Spirituele betekenis van de winterzonnestilstand of winterzonnewende in relatie tot inwijding volgens G. de Purucker

BESTEL DE VIER HEILIGE JAARGETIJDEN – DE WARE BETEKENIS VAN INWIJDING

De keerpunten in de baan van de zon – de winter- en zomersolstitia, lente- en herfstnachteveningen – werden in oude beschavingen als belangrijke gebeurtenissen beschouwd. In de oude tradities wordt vermeld dat deze vier punten in het jaar met inwijdingen van mensen en afdalingen van goden verband hielden. De Purucker laat zien wat de menselijke en kosmische betekenis is van de specifieke inwijdingen die bij elk van deze seizoenen horen. Hij moedigt ons aan hierover alvast na te denken, en ons voor te bereiden, want eens zal het onze beurt zijn om zulke grootse avonturen te beleven.

Er zijn vier keerpunten in het jaar: de zonnestilstanden van winter en zomer en de nachteveningen van lente en herfst. Onder de oude volkeren werd de jaarcyclus altijd gezien als een symbool van het leven van de mens, of zelfs van het leven van het heelal.

De geboorte ten tijde van de Winterzonnestilstand, het begin van het jaar; adolescentie – het ondergaan en doorstaan van beproevingen – bij de Lentenachtevening; volwassenheid, ten volle ontplooide krachten en vermogens, bij de Zomerzonnestilstand, die een periode van inwijding vertegenwoordigt, waarin de grote Verzaking plaatsvindt; en dan de afsluiting bij de Herfstnachtevening, de periode van de grote overgang. Deze cyclus van het jaar symboliseert eveneens de training voor het chelaschap.

Ten tijde van de Winterzonnestilstand zijn er twee belangrijke graden die de neofieten moeten doormaken, te weten, de vierde graad en de zevende of laatste: de vierde voor de minder groten, al zijn zij niettemin groot; en de laatste of zevende inwijding, die in de cyclische loop der eeuwen slechts zelden plaatsvindt en die de geboorte van de Boeddha’s en Christussen betekent.

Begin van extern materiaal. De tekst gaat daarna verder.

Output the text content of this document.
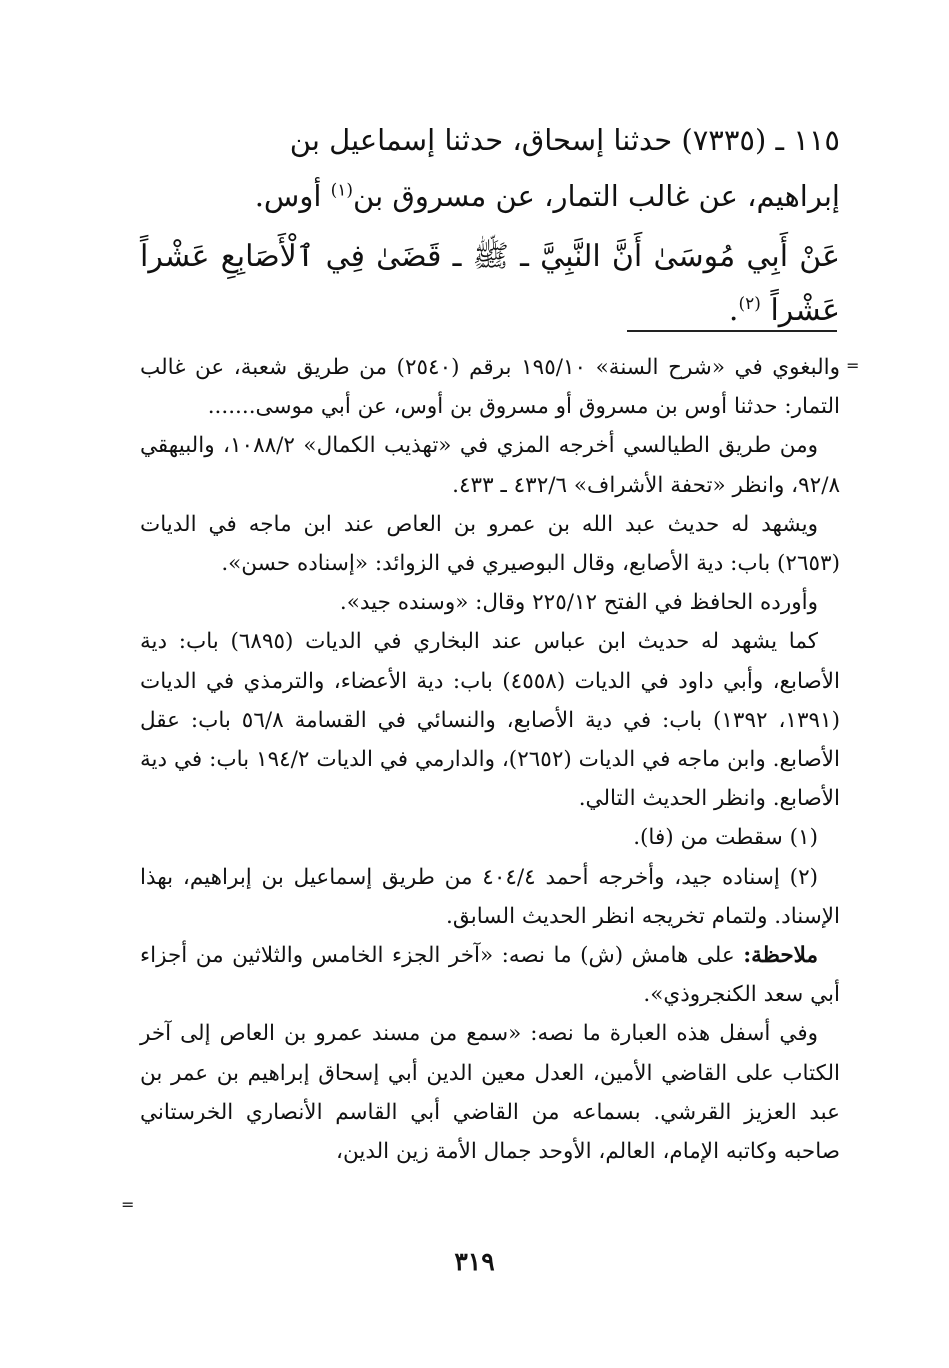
١١٥ ـ (٧٣٣٥) حدثنا إسحاق، حدثنا إسماعيل بن
إبراهيم، عن غالب التمار، عن مسروق بن$^{(١)}$ أوس.

عَنْ أَبِي مُوسَىٰ أَنَّ النَّبِيَّ ـ ﷺ ـ قَضَىٰ فِي ٱلْأَصَابِعِ عَشْراً عَشْراً $^{(٢)}$.

=

والبغوي في «شرح السنة» ١٩٥/١٠ برقم (٢٥٤٠) من طريق شعبة، عن غالب التمار: حدثنا أوس بن مسروق أو مسروق بن أوس، عن أبي موسى.......

ومن طريق الطيالسي أخرجه المزي في «تهذيب الكمال» ١٠٨٨/٢، والبيهقي ٩٢/٨، وانظر «تحفة الأشراف» ٤٣٢/٦ ـ ٤٣٣.

ويشهد له حديث عبد الله بن عمرو بن العاص عند ابن ماجه في الديات (٢٦٥٣) باب: دية الأصابع، وقال البوصيري في الزوائد: «إسناده حسن».

وأورده الحافظ في الفتح ٢٢٥/١٢ وقال: «وسنده جيد».

كما يشهد له حديث ابن عباس عند البخاري في الديات (٦٨٩٥) باب: دية الأصابع، وأبي داود في الديات (٤٥٥٨) باب: دية الأعضاء، والترمذي في الديات (١٣٩١، ١٣٩٢) باب: في دية الأصابع، والنسائي في القسامة ٥٦/٨ باب: عقل الأصابع. وابن ماجه في الديات (٢٦٥٢)، والدارمي في الديات ١٩٤/٢ باب: في دية الأصابع. وانظر الحديث التالي.

(١) سقطت من (فا).

(٢) إسناده جيد، وأخرجه أحمد ٤٠٤/٤ من طريق إسماعيل بن إبراهيم، بهذا الإسناد. ولتمام تخريجه انظر الحديث السابق.

ملاحظة: على هامش (ش) ما نصه: «آخر الجزء الخامس والثلاثين من أجزاء أبي سعد الكنجروذي».

وفي أسفل هذه العبارة ما نصه: «سمع من مسند عمرو بن العاص إلى آخر الكتاب على القاضي الأمين، العدل معين الدين أبي إسحاق إبراهيم بن عمر بن عبد العزيز القرشي. بسماعه من القاضي أبي القاسم الأنصاري الخرستاني صاحبه وكاتبه الإمام، العالم، الأوحد جمال الأمة زين الدين،

=
٣١٩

Tijdens de inwijding van die individuen van minder grootse geestelijke en intellectuele capaciteit dan het menselijk materiaal waaruit de Boeddha’s worden geboren, tijdens deze vierde inwijding wordt de kandidaat geleerd zich te bevrijden van alle verstandelijke belemmeringen en van de lagere vier beginselen van zijn constitutie; en aldus bevrijd, trekt hij langs de magnetische kanalen of circulaties van het heelal, zelfs tot aan de poorten van de zon, maar dan stopt hij en keert hij terug.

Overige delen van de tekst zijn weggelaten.